You may be wondering if Books-A-Million is investing in printing equipment for this new service. Interestingly, they are not. BAM! Publishing will be offering print book services through Espresso Book Machines (EBM) located in a few of their physical stores. Authors ordering print books can choose to either go to a store with an EBM to pick up their copies or can have them shipped to them.

I find BAM! Publishing an interesting idea for Books-A-Million to capitalize on the Espresso Book Machines they have. However, BAM! Publishing is not inexpensive. After all, Amazon, Barnes & Noble, and Kobo all allow you to upload a digital book and sell it on their site for free—no upfront cost to you. Not BAM! Publishing. If you would like to make an ebook available online through BAM! Publishing Marketplace and through the Books-A-Million website, the cost is $129. BAM! Publishing then pays a royalty rate of 80% of the Retail Markup amount for each ebook sold. The service is charging an even higher fee for wider ebook distribution (to Amazon, BN, etc.). This fee is $279 to have your ebook available in these channels for three years.

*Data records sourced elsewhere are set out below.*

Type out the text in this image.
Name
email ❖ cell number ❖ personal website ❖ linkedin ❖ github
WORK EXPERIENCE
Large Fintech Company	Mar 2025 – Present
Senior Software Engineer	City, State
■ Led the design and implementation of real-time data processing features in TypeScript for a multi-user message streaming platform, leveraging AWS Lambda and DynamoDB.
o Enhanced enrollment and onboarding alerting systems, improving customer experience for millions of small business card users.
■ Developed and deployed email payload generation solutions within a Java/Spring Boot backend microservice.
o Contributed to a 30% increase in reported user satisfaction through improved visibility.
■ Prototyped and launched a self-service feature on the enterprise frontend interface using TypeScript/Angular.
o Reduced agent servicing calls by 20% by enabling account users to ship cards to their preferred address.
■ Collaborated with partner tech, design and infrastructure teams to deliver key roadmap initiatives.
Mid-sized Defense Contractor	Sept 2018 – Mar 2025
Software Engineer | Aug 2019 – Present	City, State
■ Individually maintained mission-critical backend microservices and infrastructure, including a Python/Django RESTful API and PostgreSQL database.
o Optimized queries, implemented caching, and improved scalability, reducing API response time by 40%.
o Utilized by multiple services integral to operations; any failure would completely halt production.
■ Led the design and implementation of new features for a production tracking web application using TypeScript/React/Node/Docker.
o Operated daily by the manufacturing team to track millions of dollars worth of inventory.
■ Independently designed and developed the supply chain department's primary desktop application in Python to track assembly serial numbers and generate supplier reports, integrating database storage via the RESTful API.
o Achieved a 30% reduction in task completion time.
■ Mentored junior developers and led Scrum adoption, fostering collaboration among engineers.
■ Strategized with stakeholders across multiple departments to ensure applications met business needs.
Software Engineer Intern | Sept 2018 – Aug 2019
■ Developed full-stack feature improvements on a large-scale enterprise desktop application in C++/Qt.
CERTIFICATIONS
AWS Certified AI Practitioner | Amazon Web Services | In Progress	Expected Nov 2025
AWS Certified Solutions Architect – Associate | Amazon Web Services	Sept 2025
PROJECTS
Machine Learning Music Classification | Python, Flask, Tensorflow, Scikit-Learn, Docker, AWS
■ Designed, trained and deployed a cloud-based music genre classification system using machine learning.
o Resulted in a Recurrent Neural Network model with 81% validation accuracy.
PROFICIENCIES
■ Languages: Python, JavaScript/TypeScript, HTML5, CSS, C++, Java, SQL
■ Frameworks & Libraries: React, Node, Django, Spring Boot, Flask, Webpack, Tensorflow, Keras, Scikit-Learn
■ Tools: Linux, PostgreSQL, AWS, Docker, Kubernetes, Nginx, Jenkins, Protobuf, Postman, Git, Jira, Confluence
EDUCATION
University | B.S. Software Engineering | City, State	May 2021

While Books-A-Million is trying to be innovative, I believe they may be pricing themselves out of the market. After all, savvy author and publisher understand that they can use Smashwords for free for a wide distribution of their ebooks, or they can choose to upload their books to the three major ebook sellers listed earlier via each’s self-publishing platform for free.

Additionally, those authors and publishers who have done their homework know that they can get their books listed for printing on any Espresso Book Machine for free via OnDemand Books’ ExpressNet SelfServe for U.S. Publishers. EspressNet SelfServe is the web-based interface that allows publishers to upload their titles directly to EspressNet, the proprietary software that connects the Espresso Book Machine (EBM) to a vast network of content, enabling EBMs to order and print books. Publishers uploading books through EspressNet receive a 25% royalty on the retail price of the book.

Just because a service is being offered does not mean it is competitive or worthwhile. Always do your homework. Book publishing and distribution does not need to be expensive. It can be very affordable if you take the time to learn the avenues available to you. Sadly, too often, authors seeking to see their book in publication jump on what they perceive to be the easiest route. However, often they end up spending more than they ever make back in book sales.